Fachliche Zuordnung Paläontologie
Förderung Förderung von 2006 bis 2014
Projektkennung Deutsche Forschungsgemeinschaft (DFG) - Projektnummer 18857975
 
The Rwenzori Mountains and adjacent rift flanks represent the highest uplift of rift flanks on Earth and its uplift may have signifiantly contributed to the aridisation of East Africa since the Late Miocene. Within the RIFLE programme this project aims to reconstruct the erosional evolution of the Rwenzori Mountains since their extreme uplift using topographic properties, cosmogenic nuclides (10Be) and alluvial sedi-ments. Based on remote sensing, representative localities of active erosion and exposures of river terraces or the proximal basin fill will be selected for field studies. Suitable outcrops will be studied with respect to sedimentology and fluvial dynamics. Some OSL (optically stimulated lumines-cence) datings will deliver a time frame for the younger alluvial deposits.

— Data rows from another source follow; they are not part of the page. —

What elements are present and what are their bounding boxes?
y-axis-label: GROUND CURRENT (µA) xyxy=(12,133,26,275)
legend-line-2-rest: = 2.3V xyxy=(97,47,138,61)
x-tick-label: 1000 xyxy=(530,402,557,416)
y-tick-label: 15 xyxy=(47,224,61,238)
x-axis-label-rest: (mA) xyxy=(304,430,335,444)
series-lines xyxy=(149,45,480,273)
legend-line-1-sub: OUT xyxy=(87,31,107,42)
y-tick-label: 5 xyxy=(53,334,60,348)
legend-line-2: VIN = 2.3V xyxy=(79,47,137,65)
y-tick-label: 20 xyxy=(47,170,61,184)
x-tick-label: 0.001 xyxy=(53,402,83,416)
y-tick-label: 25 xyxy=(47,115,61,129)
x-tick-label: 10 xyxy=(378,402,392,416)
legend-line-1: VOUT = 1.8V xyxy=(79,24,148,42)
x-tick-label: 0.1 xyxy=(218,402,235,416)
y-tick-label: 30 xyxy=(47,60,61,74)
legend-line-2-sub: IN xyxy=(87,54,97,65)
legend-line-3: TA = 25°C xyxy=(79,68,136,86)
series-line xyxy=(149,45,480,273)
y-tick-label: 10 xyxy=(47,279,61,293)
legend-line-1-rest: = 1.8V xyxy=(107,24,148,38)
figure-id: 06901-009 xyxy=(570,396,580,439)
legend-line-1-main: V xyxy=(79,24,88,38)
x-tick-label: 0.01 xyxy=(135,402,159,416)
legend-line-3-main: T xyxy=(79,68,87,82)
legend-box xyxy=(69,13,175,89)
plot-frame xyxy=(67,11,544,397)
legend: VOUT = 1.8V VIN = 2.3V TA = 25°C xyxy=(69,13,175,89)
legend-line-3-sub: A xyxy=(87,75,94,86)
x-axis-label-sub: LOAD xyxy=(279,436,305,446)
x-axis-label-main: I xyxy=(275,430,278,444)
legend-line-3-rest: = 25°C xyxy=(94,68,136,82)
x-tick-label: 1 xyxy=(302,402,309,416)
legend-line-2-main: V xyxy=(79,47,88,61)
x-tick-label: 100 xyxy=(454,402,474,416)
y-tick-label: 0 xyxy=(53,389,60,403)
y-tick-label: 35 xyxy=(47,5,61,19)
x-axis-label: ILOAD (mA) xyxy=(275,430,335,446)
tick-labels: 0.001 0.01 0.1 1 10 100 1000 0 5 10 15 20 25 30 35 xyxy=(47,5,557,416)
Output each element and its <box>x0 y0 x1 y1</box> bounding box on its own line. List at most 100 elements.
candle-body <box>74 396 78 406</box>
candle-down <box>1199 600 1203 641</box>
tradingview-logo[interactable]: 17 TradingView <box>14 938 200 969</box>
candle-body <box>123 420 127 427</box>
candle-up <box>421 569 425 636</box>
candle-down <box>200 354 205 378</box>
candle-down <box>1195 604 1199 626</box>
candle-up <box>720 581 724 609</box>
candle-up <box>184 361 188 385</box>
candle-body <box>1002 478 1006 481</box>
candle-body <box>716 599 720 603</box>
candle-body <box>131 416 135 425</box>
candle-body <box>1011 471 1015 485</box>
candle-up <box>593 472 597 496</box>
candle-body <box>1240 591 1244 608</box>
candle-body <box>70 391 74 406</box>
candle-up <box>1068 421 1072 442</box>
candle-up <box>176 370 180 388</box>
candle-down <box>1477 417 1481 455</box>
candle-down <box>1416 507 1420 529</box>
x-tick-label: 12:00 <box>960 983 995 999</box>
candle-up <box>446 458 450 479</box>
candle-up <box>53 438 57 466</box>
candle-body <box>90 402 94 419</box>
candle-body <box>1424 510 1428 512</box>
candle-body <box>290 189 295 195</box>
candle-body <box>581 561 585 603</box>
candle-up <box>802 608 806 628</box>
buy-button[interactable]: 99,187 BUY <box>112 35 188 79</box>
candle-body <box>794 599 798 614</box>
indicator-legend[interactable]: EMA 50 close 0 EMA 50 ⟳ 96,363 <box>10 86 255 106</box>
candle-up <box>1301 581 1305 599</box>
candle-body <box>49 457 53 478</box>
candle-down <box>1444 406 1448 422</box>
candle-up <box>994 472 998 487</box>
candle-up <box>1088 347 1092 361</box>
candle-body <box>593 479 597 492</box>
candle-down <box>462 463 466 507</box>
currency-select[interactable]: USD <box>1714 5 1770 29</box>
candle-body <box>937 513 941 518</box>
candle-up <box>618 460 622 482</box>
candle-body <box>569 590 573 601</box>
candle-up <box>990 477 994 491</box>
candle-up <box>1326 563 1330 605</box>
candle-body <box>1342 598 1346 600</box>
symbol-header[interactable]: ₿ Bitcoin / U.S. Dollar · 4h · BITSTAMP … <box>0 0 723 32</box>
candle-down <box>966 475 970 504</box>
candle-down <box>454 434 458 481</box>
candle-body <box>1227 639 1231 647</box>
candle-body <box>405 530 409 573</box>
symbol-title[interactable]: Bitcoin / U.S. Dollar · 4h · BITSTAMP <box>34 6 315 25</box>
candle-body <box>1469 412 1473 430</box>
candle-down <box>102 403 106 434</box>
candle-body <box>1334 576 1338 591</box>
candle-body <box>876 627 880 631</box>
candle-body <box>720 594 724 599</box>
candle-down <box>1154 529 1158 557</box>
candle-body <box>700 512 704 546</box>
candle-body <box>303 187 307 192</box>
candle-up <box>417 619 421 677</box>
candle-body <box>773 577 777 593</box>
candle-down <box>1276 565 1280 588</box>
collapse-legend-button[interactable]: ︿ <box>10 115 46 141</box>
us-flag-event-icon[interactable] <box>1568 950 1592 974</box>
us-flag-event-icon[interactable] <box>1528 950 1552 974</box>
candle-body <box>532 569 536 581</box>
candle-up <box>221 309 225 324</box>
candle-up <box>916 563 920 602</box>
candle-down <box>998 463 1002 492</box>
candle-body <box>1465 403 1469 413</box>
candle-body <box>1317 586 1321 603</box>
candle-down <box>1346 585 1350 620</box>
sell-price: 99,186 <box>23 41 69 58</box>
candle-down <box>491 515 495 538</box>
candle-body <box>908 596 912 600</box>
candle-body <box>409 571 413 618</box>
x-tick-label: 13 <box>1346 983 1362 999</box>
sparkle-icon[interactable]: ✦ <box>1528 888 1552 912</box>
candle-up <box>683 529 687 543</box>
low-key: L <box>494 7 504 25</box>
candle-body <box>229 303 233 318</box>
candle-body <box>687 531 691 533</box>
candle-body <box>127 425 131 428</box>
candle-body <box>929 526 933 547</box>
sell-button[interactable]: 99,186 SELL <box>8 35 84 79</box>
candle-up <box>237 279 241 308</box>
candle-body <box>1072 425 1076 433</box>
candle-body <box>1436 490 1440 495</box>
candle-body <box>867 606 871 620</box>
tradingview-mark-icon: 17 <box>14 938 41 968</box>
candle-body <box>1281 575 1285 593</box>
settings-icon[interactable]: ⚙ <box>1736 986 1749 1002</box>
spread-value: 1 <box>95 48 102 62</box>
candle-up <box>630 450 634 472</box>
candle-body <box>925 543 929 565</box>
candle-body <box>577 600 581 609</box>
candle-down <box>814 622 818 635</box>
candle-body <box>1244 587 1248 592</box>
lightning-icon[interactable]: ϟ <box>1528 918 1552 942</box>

A highly resolved DEM (30 m) is used to analyse the landscape morphometry of the rift flanks and its dependence on uplift rates, rain-fall distribution, credibility of bedrocks, and denudation rates. Specific attention is paid to identify neotectonic movements. The controlling factors of erosion will be explored by field mapping, GIS analysis and numerical experiments using a suitable computer code of existing surface process models. Finally, the results will be integrated into an evolutionary model of erosion, sediment flux, and rift basin fill for the central western branch of the East African Rift.